Üstüne üstlük Boğaziçili Nagehan Alçı’yı köşe yazarı yaptı ve bunu “modern milliyetçilik misyonuna” örnek gösterdi. Bu kız birkaç kez “köşe yazısı” yazınca, dayanamayıp, yazılarının içerik analizini yaptım. Kullandığı kelime sayısı altmışı bulmuyordu. Türkçe fukarasıydı. Turgut’a son bir mail atarak, bu kızın yazılarının “okuyucu mektubu olarak bile yayınlanamayacağını” ifade ettim. Cevap bile vermedi.
Demek istediğim Boğaziçi Üniversitesi mezunları medyada kolay iş bulup, kolayca yükselebiliyorlar.
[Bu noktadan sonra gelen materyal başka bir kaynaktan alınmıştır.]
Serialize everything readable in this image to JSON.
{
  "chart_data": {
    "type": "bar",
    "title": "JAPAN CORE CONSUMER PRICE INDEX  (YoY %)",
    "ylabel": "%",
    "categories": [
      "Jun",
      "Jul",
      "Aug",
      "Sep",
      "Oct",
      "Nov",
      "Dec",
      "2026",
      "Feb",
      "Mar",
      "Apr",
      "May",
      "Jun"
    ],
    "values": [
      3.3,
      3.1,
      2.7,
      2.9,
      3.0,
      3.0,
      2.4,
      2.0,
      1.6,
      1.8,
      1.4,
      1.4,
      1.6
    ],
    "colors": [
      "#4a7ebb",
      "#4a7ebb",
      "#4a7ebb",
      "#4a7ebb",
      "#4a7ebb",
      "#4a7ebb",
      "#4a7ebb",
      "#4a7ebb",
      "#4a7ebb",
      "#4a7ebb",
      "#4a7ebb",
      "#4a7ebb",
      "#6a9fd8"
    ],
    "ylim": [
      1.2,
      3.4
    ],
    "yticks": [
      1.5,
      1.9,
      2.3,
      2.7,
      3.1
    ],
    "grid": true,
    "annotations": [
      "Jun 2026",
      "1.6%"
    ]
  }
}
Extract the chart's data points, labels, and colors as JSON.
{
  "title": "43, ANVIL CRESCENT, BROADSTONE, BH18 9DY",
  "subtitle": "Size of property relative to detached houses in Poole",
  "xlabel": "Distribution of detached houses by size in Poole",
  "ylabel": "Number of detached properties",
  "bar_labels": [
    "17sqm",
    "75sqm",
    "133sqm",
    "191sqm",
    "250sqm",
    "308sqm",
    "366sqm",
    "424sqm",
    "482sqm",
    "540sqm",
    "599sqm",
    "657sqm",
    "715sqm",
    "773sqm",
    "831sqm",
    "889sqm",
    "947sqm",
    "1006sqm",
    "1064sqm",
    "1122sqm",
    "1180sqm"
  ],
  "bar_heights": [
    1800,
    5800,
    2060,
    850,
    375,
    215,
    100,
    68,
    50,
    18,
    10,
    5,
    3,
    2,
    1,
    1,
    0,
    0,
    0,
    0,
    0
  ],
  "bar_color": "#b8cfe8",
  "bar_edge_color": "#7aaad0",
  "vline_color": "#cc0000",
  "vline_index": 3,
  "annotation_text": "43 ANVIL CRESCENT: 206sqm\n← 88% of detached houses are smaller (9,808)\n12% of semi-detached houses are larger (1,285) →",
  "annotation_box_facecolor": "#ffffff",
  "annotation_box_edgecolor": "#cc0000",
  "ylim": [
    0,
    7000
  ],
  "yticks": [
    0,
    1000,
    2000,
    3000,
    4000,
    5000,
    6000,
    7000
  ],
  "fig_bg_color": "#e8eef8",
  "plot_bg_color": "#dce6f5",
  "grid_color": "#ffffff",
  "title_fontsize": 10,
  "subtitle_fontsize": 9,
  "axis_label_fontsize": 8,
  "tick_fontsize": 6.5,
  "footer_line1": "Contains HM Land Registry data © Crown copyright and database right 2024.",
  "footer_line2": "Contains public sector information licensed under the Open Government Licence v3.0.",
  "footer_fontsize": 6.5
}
Yabancı dil bilmeleri önemli olabilir (eğer yabancı dilleri de Türkçeleri gibiyse yandı gülüm keten helva) ama arkada itici bir güç olmalı. Çünkü gerçekten çok cahiller.
Mesela bir ara NTV’de Dış Haberler Müdürlüğü yapan Işın Eliçin vardı. Bu da Boğaziçili. 10 sana önce falan Twitter’da Birinci Dünya Savaşı’nın taraflarından “İtilaf Devletleri” ile “İttifak Devletleri”nin anlamları üzerinden analiz kasarken, “İtilaf Devletlerini”, “İhtilaf Devletleri” olarak anlamlandırıp, “bu ihtilafa rağmen niye beraberler” gibi bir dizi saçmalığa imza atmış, Osmanlı’nın da bu grupla savaşa girdiğini falan söylemişti. O kadar çok saçmalamıştı ki, ancak çizerek anlatabilirim.
Bu kişi ilk ve ortaokulda öğretilen temel bir bilgiden eksik ama “Türkiye’ye yön vermesi gereken dış politika analizleri” yapıyor. Birinci Dünya Savaşı'nın taraflarının kim olduğunu bilmiyor ama Sykes-Picot Anlaşması’nın Orta Doğu’ya etkilerine ilişkin herkese ders veriyor.
Daha bir sürü isim sayılabilir. Ama hiçbir nicelik, medyadaki belli bir kampın mensuplarının niteliksizliğini değiştirmiyor.